Today I was reading several articles on the Internet about fibers, coroutines and green threads, and it seems like these concepts have very much in common, but there are slight differences, especially when we talk about fibers and coroutines.

Is there a concise, correct summary of what makes them different from each other?

Update: I find the Distinguishing coroutines and fibers (N4024 C++ draft) document particularly good at differentiating between fibers and coroutines.

Best Answer

A Fiber is a lightweight thread that uses cooperative multitasking instead of preemptive multitasking. A running fiber must explicitly "yield" to allow another fiber to run, which makes their implementation much easier than kernel or user threads.

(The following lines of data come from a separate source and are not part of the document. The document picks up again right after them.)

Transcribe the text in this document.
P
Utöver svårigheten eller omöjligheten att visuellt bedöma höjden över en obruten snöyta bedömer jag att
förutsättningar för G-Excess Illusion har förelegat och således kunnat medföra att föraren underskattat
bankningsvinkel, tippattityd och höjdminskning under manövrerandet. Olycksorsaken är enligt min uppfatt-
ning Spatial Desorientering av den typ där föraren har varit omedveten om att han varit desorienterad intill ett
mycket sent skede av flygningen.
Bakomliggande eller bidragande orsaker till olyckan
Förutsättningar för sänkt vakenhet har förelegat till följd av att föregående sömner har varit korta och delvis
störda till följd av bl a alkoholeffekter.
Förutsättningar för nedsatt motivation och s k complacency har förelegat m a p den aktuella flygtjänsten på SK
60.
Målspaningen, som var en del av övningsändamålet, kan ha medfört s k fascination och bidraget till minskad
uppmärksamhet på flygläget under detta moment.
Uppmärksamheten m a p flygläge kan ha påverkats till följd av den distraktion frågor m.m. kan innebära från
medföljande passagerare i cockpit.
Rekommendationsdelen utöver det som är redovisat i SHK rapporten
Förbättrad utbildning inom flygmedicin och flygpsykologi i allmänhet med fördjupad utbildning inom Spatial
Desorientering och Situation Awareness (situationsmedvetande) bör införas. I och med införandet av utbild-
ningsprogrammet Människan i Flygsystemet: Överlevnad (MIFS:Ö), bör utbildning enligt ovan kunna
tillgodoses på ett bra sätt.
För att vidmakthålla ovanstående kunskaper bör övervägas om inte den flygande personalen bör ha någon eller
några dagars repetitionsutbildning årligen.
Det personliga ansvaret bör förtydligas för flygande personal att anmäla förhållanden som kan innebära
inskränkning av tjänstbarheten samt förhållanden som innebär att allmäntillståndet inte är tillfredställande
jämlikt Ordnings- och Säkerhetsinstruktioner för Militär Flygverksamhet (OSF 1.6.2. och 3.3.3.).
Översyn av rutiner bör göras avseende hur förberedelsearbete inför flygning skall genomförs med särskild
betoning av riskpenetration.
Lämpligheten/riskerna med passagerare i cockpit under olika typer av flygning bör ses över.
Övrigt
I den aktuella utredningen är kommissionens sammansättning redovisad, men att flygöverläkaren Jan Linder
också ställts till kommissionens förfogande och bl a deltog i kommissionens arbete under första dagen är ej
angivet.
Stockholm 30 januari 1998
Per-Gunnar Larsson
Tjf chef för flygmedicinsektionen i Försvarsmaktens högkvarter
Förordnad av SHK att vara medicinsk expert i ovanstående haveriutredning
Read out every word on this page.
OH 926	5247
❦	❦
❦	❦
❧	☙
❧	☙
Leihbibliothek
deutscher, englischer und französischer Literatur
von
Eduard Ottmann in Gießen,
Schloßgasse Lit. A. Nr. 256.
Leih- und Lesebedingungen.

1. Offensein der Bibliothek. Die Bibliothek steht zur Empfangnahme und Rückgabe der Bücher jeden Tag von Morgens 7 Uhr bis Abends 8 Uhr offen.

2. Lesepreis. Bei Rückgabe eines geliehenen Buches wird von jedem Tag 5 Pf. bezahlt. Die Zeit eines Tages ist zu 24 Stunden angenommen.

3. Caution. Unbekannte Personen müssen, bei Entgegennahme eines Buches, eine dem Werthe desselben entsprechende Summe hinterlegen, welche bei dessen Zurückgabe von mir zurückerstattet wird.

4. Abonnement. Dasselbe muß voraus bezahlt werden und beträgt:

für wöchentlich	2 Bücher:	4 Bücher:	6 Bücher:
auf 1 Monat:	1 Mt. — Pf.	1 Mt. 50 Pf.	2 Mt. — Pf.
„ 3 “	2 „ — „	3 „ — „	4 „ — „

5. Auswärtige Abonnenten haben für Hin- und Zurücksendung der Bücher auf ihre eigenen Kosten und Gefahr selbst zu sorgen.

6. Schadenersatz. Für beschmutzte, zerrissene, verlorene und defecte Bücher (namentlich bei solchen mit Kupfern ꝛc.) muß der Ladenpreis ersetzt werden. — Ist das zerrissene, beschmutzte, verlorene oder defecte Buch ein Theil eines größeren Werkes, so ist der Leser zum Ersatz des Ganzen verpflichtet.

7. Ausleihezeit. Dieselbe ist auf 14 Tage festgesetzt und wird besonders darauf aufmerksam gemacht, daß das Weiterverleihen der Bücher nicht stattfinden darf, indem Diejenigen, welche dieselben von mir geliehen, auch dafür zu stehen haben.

A Coroutine is a component that generalizes a subroutine to allow multiple entry points for suspending and resuming execution at certain locations. Unlike subroutines, coroutines can exit by calling other coroutines, which may later return to the point where they were invoked in the original coroutine.

A Green Thread is a thread that is scheduled by a virtual machine (VM) instead of natively by the underlying operating system. Green threads emulate multithreaded environments without relying on any native OS capabilities, and they are managed in user space instead of kernel space, enabling them to work in environments that do not have native thread support.